Spottswood Poles is particularly on my mind now because I spent last weekend in Harrisburg at the 20th annual SABR (Society of American Baseball Research) Jerry Malloy Negro League Conference, each year held in a different city having a distinctive Negro league history. Harrisburg also hosted the first Negro League Conference in 1998.
In the 1920s, the Harrisburg Giants, under the great Oscar Charleston as player-manager, and with stalwarts Ben Taylor, Rap Dixon, and Fats Jenkins on the team, played in the Eastern Colored League (ECL) with teams from New York, Washington, Baltimore, Philadelphia, Atlantic City, and Brooklyn.
The Conference consists of three days of papers, presentations, and various events, all dedicated to the study of the Negro leagues and to paying homage to these great players and teams.
Friday night we conduct “field work” by attending a ball game. This year, the Harrisburg Senators took on the Portland Sea Dogs. The game was played on Island Park, an actual island in the middle of the wide Susquehanna which runs through Harrisburg. Baseball games have been played on that site since the 1890s.

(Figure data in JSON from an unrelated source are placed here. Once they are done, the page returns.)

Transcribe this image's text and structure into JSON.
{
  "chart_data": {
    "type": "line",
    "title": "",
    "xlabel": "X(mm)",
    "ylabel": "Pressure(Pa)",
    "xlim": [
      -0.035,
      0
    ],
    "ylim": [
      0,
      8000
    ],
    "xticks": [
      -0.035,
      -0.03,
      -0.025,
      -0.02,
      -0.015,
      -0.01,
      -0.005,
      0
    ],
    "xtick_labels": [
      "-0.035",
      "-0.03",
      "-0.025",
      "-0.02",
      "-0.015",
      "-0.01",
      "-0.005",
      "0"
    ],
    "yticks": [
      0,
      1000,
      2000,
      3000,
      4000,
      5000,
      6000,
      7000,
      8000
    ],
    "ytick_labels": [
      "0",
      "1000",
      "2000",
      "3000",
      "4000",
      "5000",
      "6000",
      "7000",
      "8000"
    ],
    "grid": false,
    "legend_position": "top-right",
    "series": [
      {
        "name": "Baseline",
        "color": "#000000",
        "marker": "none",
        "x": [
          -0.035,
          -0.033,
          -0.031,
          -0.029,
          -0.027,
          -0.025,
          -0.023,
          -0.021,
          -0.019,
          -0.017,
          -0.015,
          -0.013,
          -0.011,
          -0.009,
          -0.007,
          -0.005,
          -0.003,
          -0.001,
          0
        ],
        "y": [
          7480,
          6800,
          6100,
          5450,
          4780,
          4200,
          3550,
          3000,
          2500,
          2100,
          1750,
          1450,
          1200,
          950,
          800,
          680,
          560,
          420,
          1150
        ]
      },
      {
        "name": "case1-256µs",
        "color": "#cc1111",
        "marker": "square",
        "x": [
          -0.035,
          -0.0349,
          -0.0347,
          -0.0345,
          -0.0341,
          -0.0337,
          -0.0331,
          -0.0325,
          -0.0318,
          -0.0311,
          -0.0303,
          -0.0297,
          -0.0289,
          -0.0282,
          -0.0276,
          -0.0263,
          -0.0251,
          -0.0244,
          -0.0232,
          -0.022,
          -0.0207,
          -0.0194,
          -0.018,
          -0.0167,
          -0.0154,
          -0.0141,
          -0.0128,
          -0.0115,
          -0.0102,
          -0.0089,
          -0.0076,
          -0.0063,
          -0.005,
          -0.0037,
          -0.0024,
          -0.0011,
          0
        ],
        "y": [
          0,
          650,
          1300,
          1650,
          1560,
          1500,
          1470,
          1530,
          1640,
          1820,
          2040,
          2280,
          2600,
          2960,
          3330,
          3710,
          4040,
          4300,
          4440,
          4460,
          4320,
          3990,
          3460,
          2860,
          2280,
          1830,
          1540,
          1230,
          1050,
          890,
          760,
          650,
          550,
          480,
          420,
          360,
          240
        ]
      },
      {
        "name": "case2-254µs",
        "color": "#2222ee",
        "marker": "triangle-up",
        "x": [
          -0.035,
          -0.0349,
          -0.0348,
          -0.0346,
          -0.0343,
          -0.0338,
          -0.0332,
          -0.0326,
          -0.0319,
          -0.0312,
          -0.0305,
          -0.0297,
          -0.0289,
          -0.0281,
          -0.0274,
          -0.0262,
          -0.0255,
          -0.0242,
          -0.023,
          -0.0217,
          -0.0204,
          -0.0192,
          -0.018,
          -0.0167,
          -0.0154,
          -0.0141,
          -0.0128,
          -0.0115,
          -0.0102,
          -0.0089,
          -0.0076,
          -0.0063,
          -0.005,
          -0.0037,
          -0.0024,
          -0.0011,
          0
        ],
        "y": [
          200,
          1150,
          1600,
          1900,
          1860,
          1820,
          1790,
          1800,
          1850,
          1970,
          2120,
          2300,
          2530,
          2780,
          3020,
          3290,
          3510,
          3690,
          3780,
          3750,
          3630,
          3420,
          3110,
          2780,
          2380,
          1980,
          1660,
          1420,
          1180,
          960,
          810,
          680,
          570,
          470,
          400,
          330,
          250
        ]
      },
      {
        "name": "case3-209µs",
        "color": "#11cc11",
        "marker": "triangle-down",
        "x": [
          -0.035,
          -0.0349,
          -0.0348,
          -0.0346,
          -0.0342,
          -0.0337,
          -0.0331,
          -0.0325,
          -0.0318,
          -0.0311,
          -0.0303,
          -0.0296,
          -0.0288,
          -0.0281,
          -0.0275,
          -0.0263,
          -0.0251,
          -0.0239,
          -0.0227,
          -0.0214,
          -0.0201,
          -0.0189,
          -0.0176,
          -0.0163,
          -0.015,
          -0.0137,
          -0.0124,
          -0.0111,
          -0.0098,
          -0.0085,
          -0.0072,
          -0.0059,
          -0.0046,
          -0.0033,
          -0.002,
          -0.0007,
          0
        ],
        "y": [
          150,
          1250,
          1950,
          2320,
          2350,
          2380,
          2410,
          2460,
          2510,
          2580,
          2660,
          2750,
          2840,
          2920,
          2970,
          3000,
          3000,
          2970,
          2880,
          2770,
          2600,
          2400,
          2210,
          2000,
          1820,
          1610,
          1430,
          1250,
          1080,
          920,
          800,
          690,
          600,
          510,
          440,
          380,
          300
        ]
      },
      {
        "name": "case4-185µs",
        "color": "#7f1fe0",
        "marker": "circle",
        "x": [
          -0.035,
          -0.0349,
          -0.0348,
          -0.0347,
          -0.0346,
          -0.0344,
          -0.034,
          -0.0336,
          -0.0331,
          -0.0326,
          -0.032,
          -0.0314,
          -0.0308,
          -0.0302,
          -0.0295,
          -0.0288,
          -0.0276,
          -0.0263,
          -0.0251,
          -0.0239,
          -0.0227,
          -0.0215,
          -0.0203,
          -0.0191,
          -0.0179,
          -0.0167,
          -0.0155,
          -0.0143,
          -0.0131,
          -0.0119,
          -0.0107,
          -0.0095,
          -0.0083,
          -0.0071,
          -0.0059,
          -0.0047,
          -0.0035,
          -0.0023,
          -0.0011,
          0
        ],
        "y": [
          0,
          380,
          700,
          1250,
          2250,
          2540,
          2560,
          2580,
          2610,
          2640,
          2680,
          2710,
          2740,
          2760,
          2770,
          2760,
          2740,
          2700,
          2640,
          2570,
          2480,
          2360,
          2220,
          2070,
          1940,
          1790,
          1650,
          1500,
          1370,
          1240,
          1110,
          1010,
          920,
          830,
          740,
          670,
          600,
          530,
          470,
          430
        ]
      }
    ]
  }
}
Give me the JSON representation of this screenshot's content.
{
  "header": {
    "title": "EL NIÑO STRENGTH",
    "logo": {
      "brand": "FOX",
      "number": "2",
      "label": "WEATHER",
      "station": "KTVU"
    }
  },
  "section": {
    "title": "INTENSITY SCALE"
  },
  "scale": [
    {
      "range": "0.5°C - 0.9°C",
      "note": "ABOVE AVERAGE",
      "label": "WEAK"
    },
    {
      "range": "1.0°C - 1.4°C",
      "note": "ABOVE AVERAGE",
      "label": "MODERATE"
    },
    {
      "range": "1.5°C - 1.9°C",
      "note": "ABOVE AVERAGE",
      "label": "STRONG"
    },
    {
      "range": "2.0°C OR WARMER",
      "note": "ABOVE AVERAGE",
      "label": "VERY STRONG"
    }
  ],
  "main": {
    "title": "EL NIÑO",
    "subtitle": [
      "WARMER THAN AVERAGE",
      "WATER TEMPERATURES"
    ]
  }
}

The Negro League Conference is about my favorite thing to do each summer.
As for the name “Spottswood”:
Local Harrisburg historian Calobe Jackson Jr. explained that the name “Spotswood” is both a first and last name for African Americans in Harrisburg.
There’s a Spotswood, Virginia, a tiny community about 100 miles south of Poles’ birthplace in Virginia, probably named after colonial Virginia governor Alexander Spotswood. Maybe there’s a connection. I’ll keep digging. 
Poles was nominated for the Hall of Fame in Cooperstown in 2006 when 17 Negro Leaguers were inducted into baseball’s shrine all at once after a formal process of evaluation. Spot missed by a whisker, determined by the experts to be in the next tier of excellence.
He may yet get in. If so, you can be sure I’ll go to the induction ceremony.